A análise de que todo objeto, para ser intuído, deve apresentar-se como um feixe articulado de possibilidades e impossibilidades toca num ponto central. Ver um gato é saber, instantaneamente, que ele não voa; intuir um quadrado é reconhecer de imediato as relações geométricas que o estruturam. Essa capacidade não é um sopro divino nem um sinal de um reino platônico; é uma ferramenta adaptativa. O cérebro humano, produto de mutações e contingências, sobreviveu porque conseguiu ler o mundo como um sistema de limites e potências, distinguindo rapidamente entre o possível e o impossível. É por isso que falamos de “objetos” e não apenas de fluxos amorfos de sensação. A objetualidade, longe de ser uma janela para o absoluto, é uma estratégia de sobrevivência.
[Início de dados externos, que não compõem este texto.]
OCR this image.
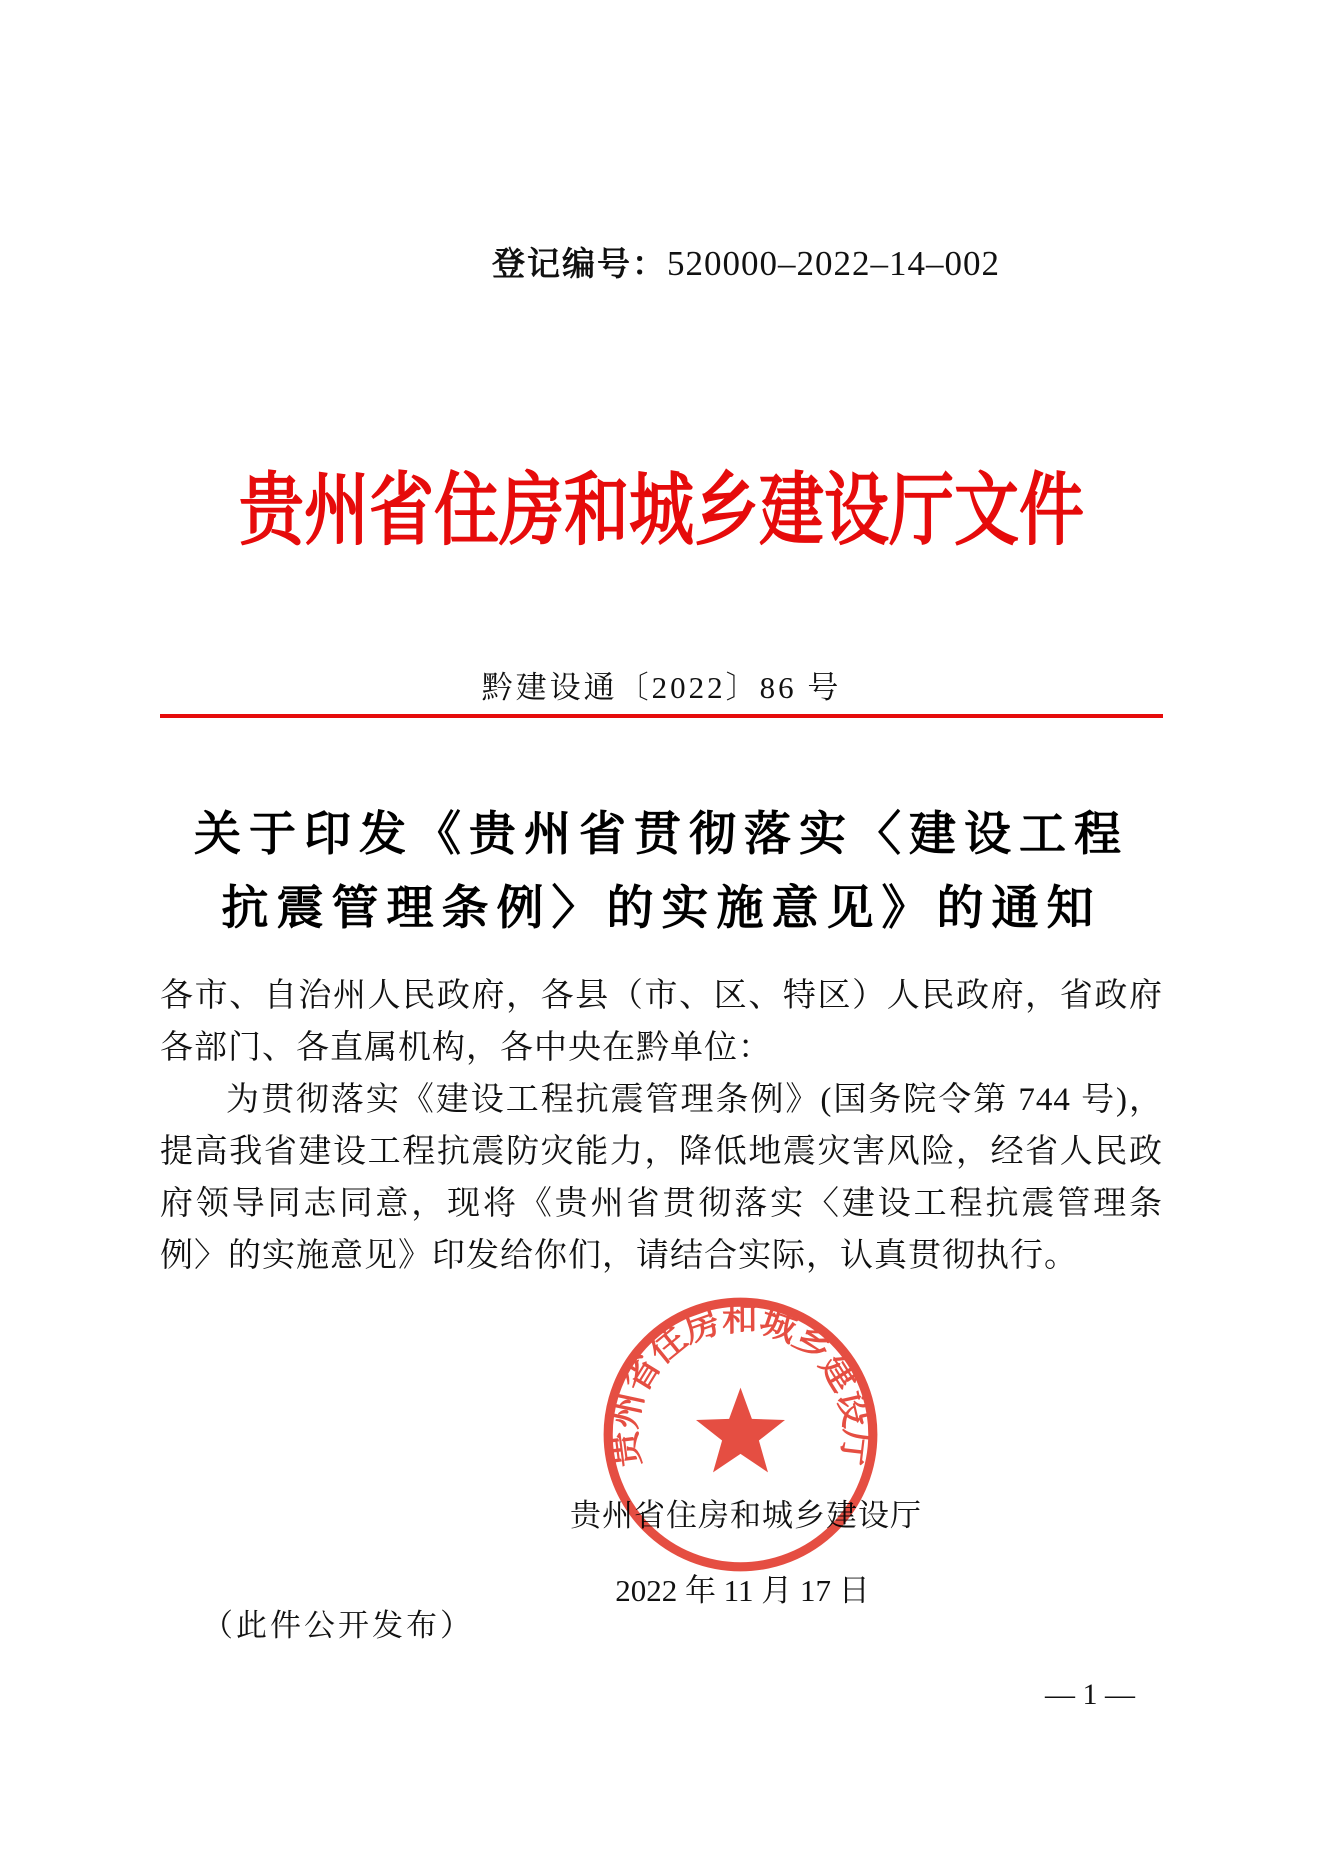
登记编号：520000–2022–14–002
贵州省住房和城乡建设厅文件
黔建设通〔2022〕86 号
关于印发《贵州省贯彻落实〈建设工程
抗震管理条例〉的实施意见》的通知

各市、自治州人民政府，各县（市、区、特区）人民政府，省政府各部门、各直属机构，各中央在黔单位：

为贯彻落实《建设工程抗震管理条例》(国务院令第 744 号)，提高我省建设工程抗震防灾能力，降低地震灾害风险，经省人民政府领导同志同意，现将《贵州省贯彻落实〈建设工程抗震管理条例〉的实施意见》印发给你们，请结合实际，认真贯彻执行。

贵州省住房和城乡建设厅
贵州省住房和城乡建设厅
2022 年 11 月 17 日
（此件公开发布）
— 1 —
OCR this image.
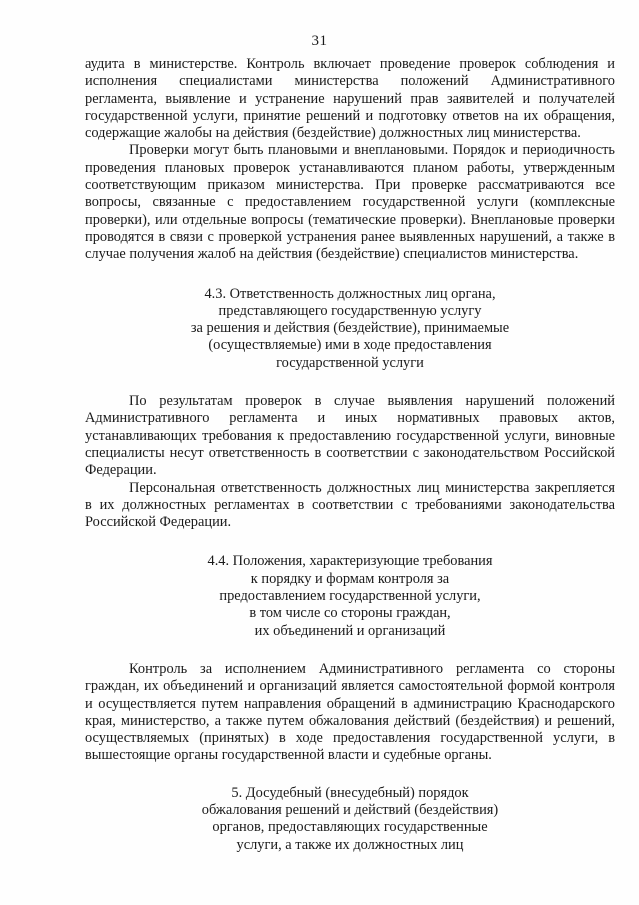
31

аудита в министерстве. Контроль включает проведение проверок соблюдения и исполнения специалистами министерства положений Административного регламента, выявление и устранение нарушений прав заявителей и получателей государственной услуги, принятие решений и подготовку ответов на их обращения, содержащие жалобы на действия (бездействие) должностных лиц министерства.

Проверки могут быть плановыми и внеплановыми. Порядок и периодичность проведения плановых проверок устанавливаются планом работы, утвержденным соответствующим приказом министерства. При проверке рассматриваются все вопросы, связанные с предоставлением государственной услуги (комплексные проверки), или отдельные вопросы (тематические проверки). Внеплановые проверки проводятся в связи с проверкой устранения ранее выявленных нарушений, а также в случае получения жалоб на действия (бездействие) специалистов министерства.

4.3. Ответственность должностных лиц органа,
представляющего государственную услугу
за решения и действия (бездействие), принимаемые
(осуществляемые) ими в ходе предоставления
государственной услуги

По результатам проверок в случае выявления нарушений положений Административного регламента и иных нормативных правовых актов, устанавливающих требования к предоставлению государственной услуги, виновные специалисты несут ответственность в соответствии с законодательством Российской Федерации.

Персональная ответственность должностных лиц министерства закрепляется в их должностных регламентах в соответствии с требованиями законодательства Российской Федерации.

4.4. Положения, характеризующие требования
к порядку и формам контроля за
предоставлением государственной услуги,
в том числе со стороны граждан,
их объединений и организаций

Контроль за исполнением Административного регламента со стороны граждан, их объединений и организаций является самостоятельной формой контроля и осуществляется путем направления обращений в администрацию Краснодарского края, министерство, а также путем обжалования действий (бездействия) и решений, осуществляемых (принятых) в ходе предоставления государственной услуги, в вышестоящие органы государственной власти и судебные органы.

5. Досудебный (внесудебный) порядок
обжалования решений и действий (бездействия)
органов, предоставляющих государственные
услуги, а также их должностных лиц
A história do pensamento ocidental está repleta dessa obsessão com o que transcende a experiência. Desde Parmênides até Hegel, vemos a mesma tentativa: converter o fluxo mutável do mundo num esquema fixo de Necessidade. A metafísica, nesse sentido, não é a ciência dos fundamentos do real, mas a projeção dos anseios humanos por estabilidade num universo indiferente. A própria distinção entre possibilidade e impossibilidade, tão central ao raciocínio do texto, não é uma estrutura do mundo, mas uma função do organismo. O que hoje é impossível — voar como um pássaro — pode amanhã ser corriqueiro, como o demonstram os aviões. As “impossibilidades” são apenas a versão provisória de nossas limitações técnicas e cognitivas.
Os animais não precisam de metafísica. Um corvo reconhece a diferença entre uma presa alcançável e outra inalcançável sem formular conceitos de “possibilidade” e “impossibilidade”. Um leão não se pergunta se a gazela é um “objeto” dotado de um sistema articulado de potências; ele apenas caça ou desiste. Só o homem, incapaz de tolerar a contingência, transforma sua habilidade de discriminar regularidades em uma doutrina sobre os alicerces do ser. Chamamos a isso “ciência primeira”, quando não passa de mais uma narrativa que mascara a nossa vulnerabilidade.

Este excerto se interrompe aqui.